Elle assure que son opération s’est bien passée et semble plus que soulagée de constater un changement à son quotidien difficile, grâce à l’accompagnement dont elle a bénéficié.

La prise en charge ne se limite pas à l’intervention chirurgicale et comporte un volet accompagnement humain qui permet de retrouver confiance, confie-t-elle, avant de saluer l’accueil et le suivi assurés par les équipes médicales de l’hôpital Abbas Ndao.

Les témoignent se rejoignent : les mutilations génitales féminines entravent l’épanouissement de nombreuses femmes et fragilisent les relations de couple, compte tenu de leurs répercussions sur la vie conjugale.

‘’Même mon accouchement a été un problème’’

“J’ai longtemps souffert dans mon ménage à cause de l’excision, renchérit une autre patiente, mariée et mère d’un enfant. Je ne pouvais pas ressentir de plaisir dans l’acte sexuel, et même pour accoucher, c’était un problème”.

“Cette situation qui m’avait traumatisée. C’est pourquoi lorsque j’ai appris qu’il y a une mission qui opère gratuitement les femmes excisées, je suis venue me faire opérer après en avoir parlé à mon époux qui m’a donné son aval”, ajoute-t-elle.

L’intervention, précise-t-elle, s’est déroulée sans complication et représente un véritable tournant dans sa vie après plusieurs années marquées par les conséquences de l’excision.

“Ce n’est pas humain de faire subir cela à une femme”, assène-t-elle, appelant à renforcer la sensibilisation afin de prévenir cette pratique et de mieux faire connaître les possibilités de prise en charge.

“J’ai vu des femmes se faire réparer mais elles étaient prises en charge dans les pays développés. Ma mère et mes grandes sœurs ont eu la chance de le faire. Aujourd’hui, il s’agit de la meilleure chose qui me soit arrivée”, se réjouit-t-elle.
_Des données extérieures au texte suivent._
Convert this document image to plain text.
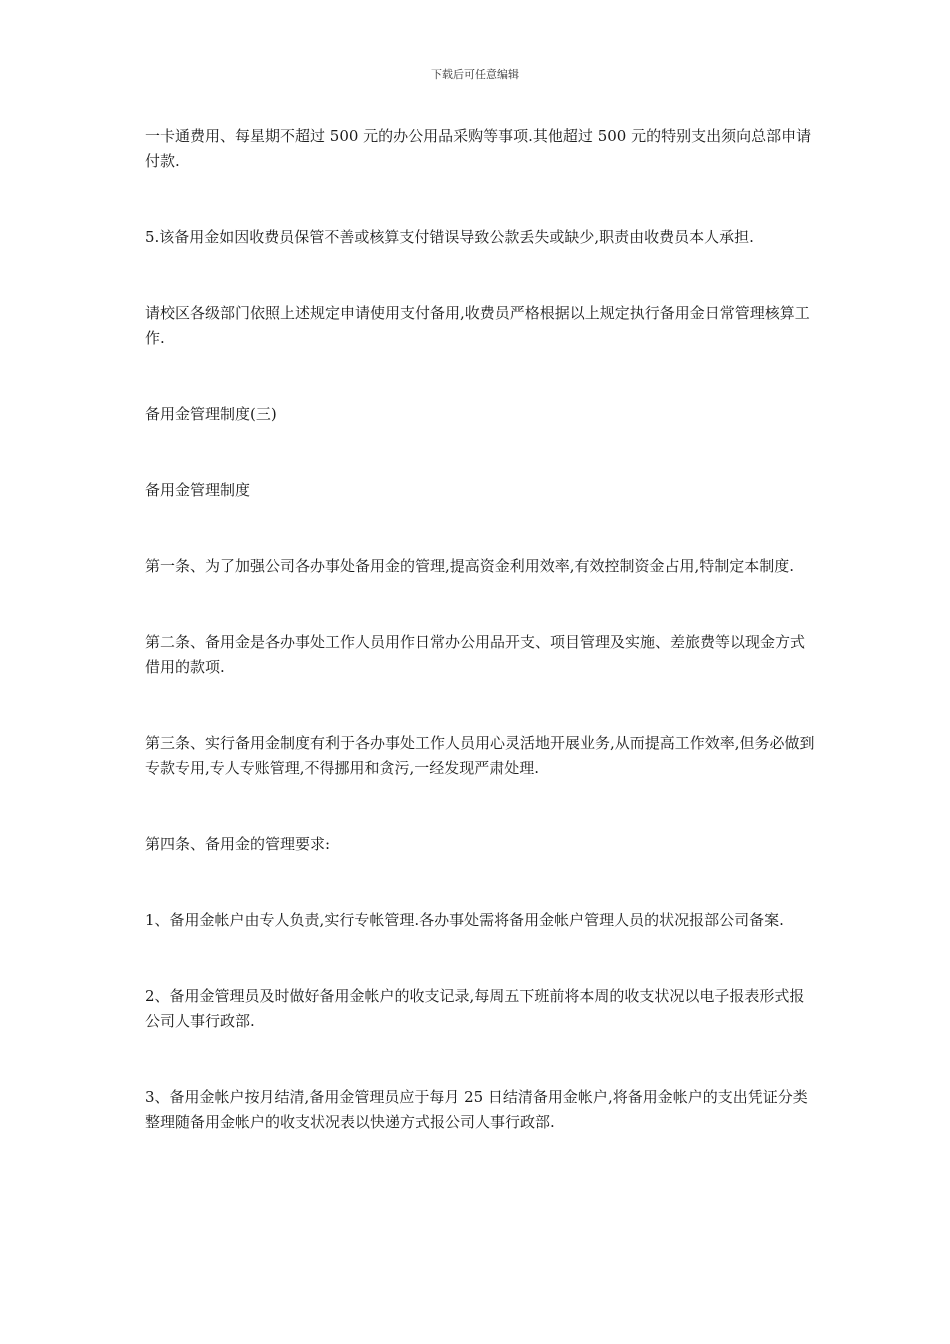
下载后可任意编辑

一卡通费用、每星期不超过 500 元的办公用品采购等事项.其他超过 500 元的特别支出须向总部申请付款.

5.该备用金如因收费员保管不善或核算支付错误导致公款丢失或缺少,职责由收费员本人承担.

请校区各级部门依照上述规定申请使用支付备用,收费员严格根据以上规定执行备用金日常管理核算工作.

备用金管理制度(三)

备用金管理制度

第一条、为了加强公司各办事处备用金的管理,提高资金利用效率,有效控制资金占用,特制定本制度.

第二条、备用金是各办事处工作人员用作日常办公用品开支、项目管理及实施、差旅费等以现金方式借用的款项.

第三条、实行备用金制度有利于各办事处工作人员用心灵活地开展业务,从而提高工作效率,但务必做到专款专用,专人专账管理,不得挪用和贪污,一经发现严肃处理.

第四条、备用金的管理要求:

1、备用金帐户由专人负责,实行专帐管理.各办事处需将备用金帐户管理人员的状况报部公司备案.

2、备用金管理员及时做好备用金帐户的收支记录,每周五下班前将本周的收支状况以电子报表形式报公司人事行政部.

3、备用金帐户按月结清,备用金管理员应于每月 25 日结清备用金帐户,将备用金帐户的支出凭证分类整理随备用金帐户的收支状况表以快递方式报公司人事行政部.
Elle dit encore être hantée par la scène de son excision il y a 30 ans, alors qu’elle en avait 4.

“Je demande aux filles de ne pas avoir peur d’en parler, de se renseigner et de venir à Abass Ndao pour être réparées. Il s’agit d’un grand avantage pour toute femme excisée”, lance la jeune femme, appelant à sensibiliser les femmes sur cette problématique et à lutter contre les préjugés.

“J’en ai parlé à une amie qui hésite à venir parce qu’elle a peur de sa famille qui pourrait la voir comme une femme impure. Cette mentalité doit changer”, plaide la même patiente.

À travers ces témoignages, les bénéficiaires souhaitent exprimer leur gratitude envers les équipes de l’hôpital Abass Ndao et les partenaires de cette mission médicale. Ils leur offrent l’opportunité de soulager des douleurs parfois endurées pendant de nombreuses années et de retrouver une meilleure qualité de vie.